I am using Notepad++, and I am trying to string the first column from the file EXE,
1,Value1,value2,value3,value4,value5
3445,Value1,value2,value3,value4,value5
12345,Value1,value2,value3,value4,value5
1234,Value1,value2,value3,value4,value5
11,Value1,value2,value3,value4,value5
to look like
Value1,value2,value3,value4,value5
Value1,value2,value3,value4,value5
Value1,value2,value3,value4,value5
Value1,value2,value3,value4,value5
Value1,value2,value3,value4,value5
Notepad++'s search and replace supports regular expressions (regex) which can be easily used for this.
Use the following regex to search for:
^[^,]+,(.+)
This matches the start of the line followed by as much characters as possible not being a comma followed by a comma followed by the rest of the line. The rest of the line is grouped as first submatch.
Globally replace with this:
\1
This denotes the first submatch (rest of the line). By that each line is replaced by everything after the first column and comma.
After I found the above way to do it in a single global replace (and updated my reply accordingly), I noticed that this reply is basically identical but also gives a comprehensive explanation of the regex used.
Note: The shorter regex ^[^,]+,
can't be used for global replace with an empty string since Notepad++ will then replace all columns except the last: After replacing the first column, the second column (which now is the first and matches exactly the regex) will be replaced, then the third, and so on. However, the shorter regex works perfectly with other editors (e.g. with PSPad or vim).

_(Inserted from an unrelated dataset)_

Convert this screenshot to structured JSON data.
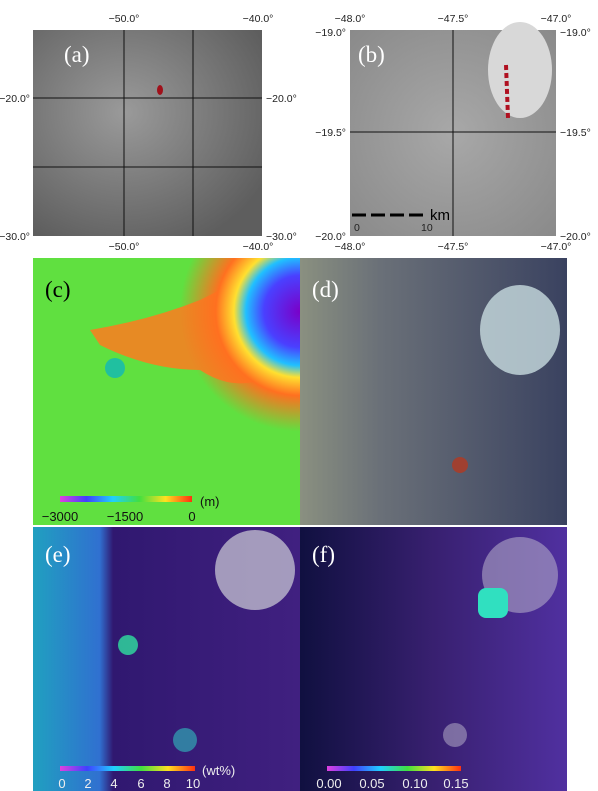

Press Ctrl + H and perform the following replace:
Find what: .*?,(.*)
Replace with: \1
Wrap around: checked
Regular expression: selected
. matches newline: unchecked
Now press Alt + A to replace all occurrences.
How it works
-
The regular expression
.*?,(.*)
matches an entire line:-
.*?,
matches everything before the first comma, including the comma itself..*
means any number of occurrences of any character, and the question mark makes the quantifier lazy, i.e., it matches as few characters as possible. -
(.*)
matches everything after the first comma.Enclosing
.*
in parentheses converts it into a subpattern, so the mast can be accessed in the replace field.
-
-
\1
represents the first submatch (match for(.*)
).As a result, Notepad++ replaces the line by everything that follows the first comma.
In Windows, you can do it as follows.
for /F "tokens=2,3,4,5,6 delims=," %i in (Input.csv) do @echo %i,%j,%k,%l,%m >> output.csv
I assumed that you have only 6 columns. If you have many more columns, try experimenting with * in tokens field. Idea is taken from Windows for command
Assuming you have a linux system or some unix style environment (I like gow, or you can snarf the utilities off unixutils) I believe running the file through cut -d , -f2-6
should do the trick - it should, if i recall correctly will do the trick - -d
sets the deliminator, and f2-6
prints out the second to 6th character.
cat input.csv | cut -d , -f2-6 > output.csv
would do the trick taking input file and kicking out an output file. Its not using notepad, but its fast and really simple.